Isn't Wes Anderson just his own self-contained parody at this point? I haven't seen his new trailer yet but I assume it doubles as a very astute Wes Anderson joke.

Okay, this may end up being more Wes Andersony than Moonrise Kingdom.

The Self-Parody Of Wes Anderson
posted by kliuless at 10:14 PM on October 28, 2013


" Increasingly, everything, even works of art, feel like really good BuzzFeed posts: Charming, satisfying, and completely self-contained." (from the Self-Parody linked above.)

This describes the entirety of Wes Anderson's work perfectly. I feel like if you've seen one of his films, there's zero need to see any others unless you just need to press a Wes Anderson Style Lever down in your brain somewhere occasionally. He's not going to break any new ground anytime soon.
posted by Lipstick Thespian at 7:05 AM on October 29, 2013 [1 favorite]


But I love cutaway shots!
posted by maryr at 10:02 AM on October 29, 2013 [1 favorite]


Anyway, I really want to give props to the production designers, as well as camera work and editing -- it was all perfect. It would have been so easy to skimp on (and believe me, I'm watching Season 3 right now, and I suspect the budget for this would have covered that whole year), but they even got Futura right. Especially that one shot when Owen says "Hey, kids, let's go to the panic room!" and you get a pan showing this is a fully-realized multi-room set. What a labor of love.

That it was, to judge from this terrific account of its making by the SNL Film Unit's DP. The film unit found a location (the disused former home of a Naval surgeon at the Brooklyn Navy Yard), chose the color palette (Royal Tenenbaums dark pink, Life Aquatic faded yellow, and Moonrise Kingdom teal), picked the camera lens (40mm anamorphic Hawk V-series, but a non-anamorphic Optimo 24-290mm for the the binocular-POV shots), rigged the set lights (2k open face bounced off unbleached muslin), and called in a favor from Paul Simon to use "Me and Julio" on the soundtrack.

For all intents and purposes, this is a Wes Anderson short film.
posted by Doktor Zed at 3:15 PM on November 5, 2013 [8 favorites]

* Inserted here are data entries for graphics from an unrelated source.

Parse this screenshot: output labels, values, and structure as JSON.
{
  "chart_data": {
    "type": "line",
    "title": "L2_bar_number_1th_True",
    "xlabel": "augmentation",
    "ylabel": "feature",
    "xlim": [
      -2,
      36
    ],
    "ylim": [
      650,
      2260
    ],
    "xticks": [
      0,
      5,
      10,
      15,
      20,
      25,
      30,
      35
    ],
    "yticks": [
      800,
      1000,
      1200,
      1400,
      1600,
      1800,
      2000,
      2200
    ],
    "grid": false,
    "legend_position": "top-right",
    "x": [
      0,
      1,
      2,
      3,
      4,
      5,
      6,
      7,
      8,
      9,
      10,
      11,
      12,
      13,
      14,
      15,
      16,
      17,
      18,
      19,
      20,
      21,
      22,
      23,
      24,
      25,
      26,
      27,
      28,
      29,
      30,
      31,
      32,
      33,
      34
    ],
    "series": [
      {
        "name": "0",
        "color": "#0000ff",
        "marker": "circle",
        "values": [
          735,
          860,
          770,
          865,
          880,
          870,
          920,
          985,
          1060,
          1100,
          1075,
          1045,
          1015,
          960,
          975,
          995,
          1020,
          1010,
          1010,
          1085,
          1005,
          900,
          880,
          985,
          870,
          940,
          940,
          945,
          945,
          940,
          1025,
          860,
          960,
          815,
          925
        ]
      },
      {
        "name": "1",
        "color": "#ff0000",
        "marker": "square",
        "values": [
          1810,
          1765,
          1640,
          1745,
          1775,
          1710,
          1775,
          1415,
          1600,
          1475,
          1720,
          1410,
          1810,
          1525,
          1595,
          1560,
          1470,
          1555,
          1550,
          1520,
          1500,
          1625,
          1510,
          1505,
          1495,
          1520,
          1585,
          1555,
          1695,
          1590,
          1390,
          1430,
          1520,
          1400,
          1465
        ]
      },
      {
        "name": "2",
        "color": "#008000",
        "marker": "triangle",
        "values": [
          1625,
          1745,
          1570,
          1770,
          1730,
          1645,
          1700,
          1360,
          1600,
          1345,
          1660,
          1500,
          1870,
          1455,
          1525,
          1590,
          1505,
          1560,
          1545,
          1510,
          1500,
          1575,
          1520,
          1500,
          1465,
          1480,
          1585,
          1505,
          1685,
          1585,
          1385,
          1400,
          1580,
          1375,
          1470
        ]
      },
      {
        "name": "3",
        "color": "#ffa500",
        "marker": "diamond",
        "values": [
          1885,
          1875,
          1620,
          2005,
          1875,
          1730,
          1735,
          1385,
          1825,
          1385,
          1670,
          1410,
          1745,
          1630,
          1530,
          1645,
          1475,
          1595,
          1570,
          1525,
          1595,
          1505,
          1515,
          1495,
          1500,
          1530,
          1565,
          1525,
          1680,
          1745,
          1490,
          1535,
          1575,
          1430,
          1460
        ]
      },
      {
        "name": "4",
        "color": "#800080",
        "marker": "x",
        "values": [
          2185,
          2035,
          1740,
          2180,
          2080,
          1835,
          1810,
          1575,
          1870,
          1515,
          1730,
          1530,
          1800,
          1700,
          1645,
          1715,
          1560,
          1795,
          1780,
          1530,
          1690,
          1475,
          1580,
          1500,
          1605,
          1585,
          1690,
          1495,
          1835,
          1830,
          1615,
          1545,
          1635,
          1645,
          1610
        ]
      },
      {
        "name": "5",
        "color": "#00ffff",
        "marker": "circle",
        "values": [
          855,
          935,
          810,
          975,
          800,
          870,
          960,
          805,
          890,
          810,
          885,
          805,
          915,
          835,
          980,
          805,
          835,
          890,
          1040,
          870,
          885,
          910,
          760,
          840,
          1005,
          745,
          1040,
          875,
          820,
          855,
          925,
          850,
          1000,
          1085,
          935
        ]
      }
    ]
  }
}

Holy Shit that debrief was amazing!
posted by odinsdream at 5:08 PM on November 5, 2013


What's the song that starts just before the NYT and Fangoria bit?
posted by kimota at 2:45 PM on October 27


Answered in Doktor Zed's neat link above:

Wes Anderson’s music scores are just as iconic and signature as his art direction and I’m amazed at how well Rhys and Adam nailed the tone. They managed to combine the Kinks-dominant British-invasion sound of “Rushmore”, the twee classical notes of “Tenenbaums” and the percussive sound of “Life Aquatic” and “Moonrise Kingdom” — using only library tracks (with the exception of “Me and Julio” by SNL-pal, Paul Simon).
posted by Iris Gambol at 6:28 PM on November 5, 2013


Man, I was tired. Also meant to include a link to the song.